Wir – Bürgermeisterinnen und Bürgermeister, Landrätinnen und Landräte sowie Dezernentinnen und Dezernenten der LINKEN – fordern die Bundesregierung auf, die Beteiligung des Bundes an den Kosten der Unterkunft für Hartz-IV-Beziehende nicht zu reduzieren, sondern deutlich zu erhöhen. Die Höhe der Bundesbeteiligung muss sich an den tatsächlichen Ausgaben für Unterkunft und Heizung ausrichten und nicht ausschließlich an der Zahl der Bedarfsgemeinschaften.

Für das Jahr 2010 ist als Folge der Wirtschafts- und Finanzkrise ein dramatischer Anstieg bei den Unterkunftskosten für SGB-II-EmpfängerInnen zu erwarten. Daher schließen wir uns dem bundesweiten parteiübergreifenden Protest gegen die Absicht der Bundesregierung an, die Beteiligung des Bundes an den Unterkunftskosten für Langzeitarbeitslose von jetzt 26 % auf bundesdurchschnittlich 23,6 % abzusenken.

Derzeit werden in vielen Landkreisen und Städten – meist fraktionsübergreifend – Resolutionen verabschiedet, die die neue Bundesregierung auffordern, die Berechnungsformel unverzüglich zu ändern und zukünftig an der tatsächlichen Kostenentwicklung zu orientieren. Dem schließen wir uns an.

Wir begrüßen die Entscheidung des Bundesrates, der mit der Drucksache 748/1/09 zum Gesetzentwurf der Bundesregierung Stellung genommen hat.
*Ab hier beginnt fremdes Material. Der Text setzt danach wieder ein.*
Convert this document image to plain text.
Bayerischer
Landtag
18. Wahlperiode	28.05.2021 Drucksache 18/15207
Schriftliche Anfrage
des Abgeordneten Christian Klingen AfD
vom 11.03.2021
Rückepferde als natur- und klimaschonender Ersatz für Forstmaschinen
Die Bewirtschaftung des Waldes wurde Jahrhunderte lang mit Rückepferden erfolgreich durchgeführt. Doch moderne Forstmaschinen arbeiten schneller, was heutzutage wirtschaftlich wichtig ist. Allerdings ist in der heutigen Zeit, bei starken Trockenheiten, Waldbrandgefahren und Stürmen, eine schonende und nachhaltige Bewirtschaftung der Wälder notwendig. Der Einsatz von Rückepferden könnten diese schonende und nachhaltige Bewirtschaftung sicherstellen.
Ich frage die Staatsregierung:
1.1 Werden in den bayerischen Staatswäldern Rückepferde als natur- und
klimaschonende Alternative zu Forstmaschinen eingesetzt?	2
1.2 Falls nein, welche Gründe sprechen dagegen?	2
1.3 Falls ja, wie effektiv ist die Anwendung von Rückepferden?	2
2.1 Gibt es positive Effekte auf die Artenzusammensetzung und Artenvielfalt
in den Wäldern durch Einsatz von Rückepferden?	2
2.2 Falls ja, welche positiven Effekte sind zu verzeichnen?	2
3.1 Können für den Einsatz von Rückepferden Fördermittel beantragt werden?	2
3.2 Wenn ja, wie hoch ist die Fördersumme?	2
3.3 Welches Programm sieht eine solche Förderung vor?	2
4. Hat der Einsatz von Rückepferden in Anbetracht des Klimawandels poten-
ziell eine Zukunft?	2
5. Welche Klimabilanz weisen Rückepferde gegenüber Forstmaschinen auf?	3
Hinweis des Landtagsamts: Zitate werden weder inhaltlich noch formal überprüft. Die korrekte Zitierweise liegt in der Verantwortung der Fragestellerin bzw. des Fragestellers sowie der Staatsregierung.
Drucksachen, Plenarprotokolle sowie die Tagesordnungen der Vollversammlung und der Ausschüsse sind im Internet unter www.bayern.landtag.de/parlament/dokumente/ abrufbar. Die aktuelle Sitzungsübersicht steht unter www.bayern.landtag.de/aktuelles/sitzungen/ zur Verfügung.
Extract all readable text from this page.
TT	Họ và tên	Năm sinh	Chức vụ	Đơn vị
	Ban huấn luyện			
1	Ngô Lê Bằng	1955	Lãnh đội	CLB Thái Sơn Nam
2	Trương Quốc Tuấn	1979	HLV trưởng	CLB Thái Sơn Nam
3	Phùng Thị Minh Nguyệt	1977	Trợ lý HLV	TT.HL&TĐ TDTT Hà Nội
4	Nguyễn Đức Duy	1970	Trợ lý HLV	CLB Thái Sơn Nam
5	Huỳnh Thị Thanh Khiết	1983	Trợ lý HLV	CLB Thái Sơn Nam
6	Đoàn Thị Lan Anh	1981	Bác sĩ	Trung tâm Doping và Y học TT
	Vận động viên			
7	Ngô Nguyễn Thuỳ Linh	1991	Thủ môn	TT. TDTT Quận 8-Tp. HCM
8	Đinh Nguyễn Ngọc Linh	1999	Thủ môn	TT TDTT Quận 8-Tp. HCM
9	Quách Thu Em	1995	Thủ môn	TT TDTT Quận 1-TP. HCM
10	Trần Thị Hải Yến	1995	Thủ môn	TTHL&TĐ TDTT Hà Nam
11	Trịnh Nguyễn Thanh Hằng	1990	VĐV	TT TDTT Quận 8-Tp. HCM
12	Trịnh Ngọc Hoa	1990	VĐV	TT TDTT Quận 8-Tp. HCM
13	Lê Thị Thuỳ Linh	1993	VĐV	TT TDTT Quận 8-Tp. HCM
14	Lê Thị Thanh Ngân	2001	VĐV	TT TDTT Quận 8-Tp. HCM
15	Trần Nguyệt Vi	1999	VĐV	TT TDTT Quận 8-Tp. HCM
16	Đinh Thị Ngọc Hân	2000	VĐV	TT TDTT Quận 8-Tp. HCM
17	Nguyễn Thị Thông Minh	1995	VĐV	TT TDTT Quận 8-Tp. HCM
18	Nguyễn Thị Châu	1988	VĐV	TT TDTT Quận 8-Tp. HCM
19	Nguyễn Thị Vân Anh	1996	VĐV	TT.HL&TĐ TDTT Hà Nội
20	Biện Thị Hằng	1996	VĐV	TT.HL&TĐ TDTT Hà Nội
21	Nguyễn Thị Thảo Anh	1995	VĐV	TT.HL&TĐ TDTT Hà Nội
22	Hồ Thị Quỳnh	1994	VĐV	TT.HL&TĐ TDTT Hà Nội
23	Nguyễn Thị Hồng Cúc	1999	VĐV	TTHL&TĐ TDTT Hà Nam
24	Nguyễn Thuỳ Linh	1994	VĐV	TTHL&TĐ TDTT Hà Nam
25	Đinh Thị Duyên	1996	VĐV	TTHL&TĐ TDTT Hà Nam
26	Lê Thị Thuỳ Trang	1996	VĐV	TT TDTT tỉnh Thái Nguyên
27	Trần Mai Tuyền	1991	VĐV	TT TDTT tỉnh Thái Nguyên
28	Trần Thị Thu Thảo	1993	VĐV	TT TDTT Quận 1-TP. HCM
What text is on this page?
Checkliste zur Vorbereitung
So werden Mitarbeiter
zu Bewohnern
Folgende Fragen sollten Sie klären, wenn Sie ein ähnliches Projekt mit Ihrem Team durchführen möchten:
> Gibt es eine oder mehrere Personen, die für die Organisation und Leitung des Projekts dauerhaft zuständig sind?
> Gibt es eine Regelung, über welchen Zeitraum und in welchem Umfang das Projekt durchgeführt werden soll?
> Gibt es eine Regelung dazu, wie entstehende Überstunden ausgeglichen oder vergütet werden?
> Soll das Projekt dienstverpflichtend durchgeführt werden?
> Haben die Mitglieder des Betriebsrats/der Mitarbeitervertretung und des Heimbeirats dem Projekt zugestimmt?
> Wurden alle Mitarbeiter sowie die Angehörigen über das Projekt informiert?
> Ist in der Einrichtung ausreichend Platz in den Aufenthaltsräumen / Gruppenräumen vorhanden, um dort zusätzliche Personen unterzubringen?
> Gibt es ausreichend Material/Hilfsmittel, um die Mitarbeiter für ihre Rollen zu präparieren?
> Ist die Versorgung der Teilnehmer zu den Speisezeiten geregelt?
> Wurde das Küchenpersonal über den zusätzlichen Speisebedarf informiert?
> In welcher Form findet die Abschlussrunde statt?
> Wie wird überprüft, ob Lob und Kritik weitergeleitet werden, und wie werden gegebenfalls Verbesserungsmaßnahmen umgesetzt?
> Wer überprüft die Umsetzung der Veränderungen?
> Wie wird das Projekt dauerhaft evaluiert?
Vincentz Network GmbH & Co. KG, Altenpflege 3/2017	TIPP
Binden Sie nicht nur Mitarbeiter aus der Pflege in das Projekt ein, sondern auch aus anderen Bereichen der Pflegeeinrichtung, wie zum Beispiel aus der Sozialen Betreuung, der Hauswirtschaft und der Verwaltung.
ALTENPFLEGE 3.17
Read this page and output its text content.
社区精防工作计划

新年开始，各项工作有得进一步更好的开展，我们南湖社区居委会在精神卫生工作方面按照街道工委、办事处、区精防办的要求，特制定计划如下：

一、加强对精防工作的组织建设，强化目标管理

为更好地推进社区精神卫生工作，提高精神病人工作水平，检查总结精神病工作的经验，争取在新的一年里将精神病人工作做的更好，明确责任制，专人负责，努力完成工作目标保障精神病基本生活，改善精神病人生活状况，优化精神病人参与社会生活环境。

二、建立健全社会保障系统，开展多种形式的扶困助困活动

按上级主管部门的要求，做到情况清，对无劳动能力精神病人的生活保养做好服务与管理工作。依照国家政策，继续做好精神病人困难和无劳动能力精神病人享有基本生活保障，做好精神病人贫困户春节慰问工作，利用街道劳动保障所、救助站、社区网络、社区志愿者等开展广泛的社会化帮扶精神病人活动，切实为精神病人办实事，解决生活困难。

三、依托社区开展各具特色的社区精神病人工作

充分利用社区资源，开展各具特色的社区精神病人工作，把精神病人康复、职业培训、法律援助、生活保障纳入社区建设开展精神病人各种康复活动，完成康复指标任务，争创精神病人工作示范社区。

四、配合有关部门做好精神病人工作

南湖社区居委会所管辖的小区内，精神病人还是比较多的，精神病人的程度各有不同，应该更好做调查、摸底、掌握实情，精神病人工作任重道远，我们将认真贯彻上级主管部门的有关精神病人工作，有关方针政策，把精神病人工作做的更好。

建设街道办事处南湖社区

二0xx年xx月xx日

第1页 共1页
Nach Auffassung des Bundesrates widerspricht das Absenken der Bundesbeteiligung auf durchschnittlich 23,6 % der von der Bundesregierung zugesagten Entlastungswirkung von 2,5 Milliarden Euro für die Kommunen im Jahr 2010. Die Länder fordern, den Bundesanteil an den Kosten der Unterkunft zukünftig den realen Ausgaben für Unterkunft und Heizung und nicht mehr der Anzahl der Bedarfsgemeinschaften anzupassen.

Wir fordern daher die Bundesregierung auf, dem Votum der Länder zu folgen und nicht an der eigenen Position festzuhalten. Sollte die Bundesregierung bei ihrer derzeitigen Haltung bleiben, appellieren wir an die Länder den Vermittlungsausschuss anzurufen, was letztlich dazu führen würde, dass für die Verabschiedung im Bundestag eine 2/3 Mehrheit benötigt wird.

Mit großer Sorge beobachten wir die dramatische Entwicklung der Finanzlage unserer Städte, Gemeinden und Landkreise. Die Gründe hierfür liegen ursächlich in der Wirtschafts- und Finanzkrise und in Entscheidungen der Bundesregierung. Insbesondere unter dem Eindruck des jüngst verabschiedeten Koalitionsvertrages von CDU, CSU und FDP und der ersten daraus folgenden gesetzlichen Umsetzung zum sogenannten Wachstumsbeschleunigungsgesetz sind weitere Einnahmeausfälle für die Kommunen zu befürchten. Dieses Wachstumsbeschleunigungsgesetz wird so zum Schuldenbeschleunigungsgesetz für Länder und Kommunen.

Wir sind uns einig, dass für eine Stärkung der grundgesetzlich garantierten kommunalen Selbstverwaltung grundlegende Veränderungen der Rahmenbedingungen auf Bundesebene notwendig sind. Der Verzicht des Bundes auf seinen Anteil an der Gewerbesteuerumlage – rund 1,5 Milliarden Euro – wäre ein erstes Signal in die richtige Richtung.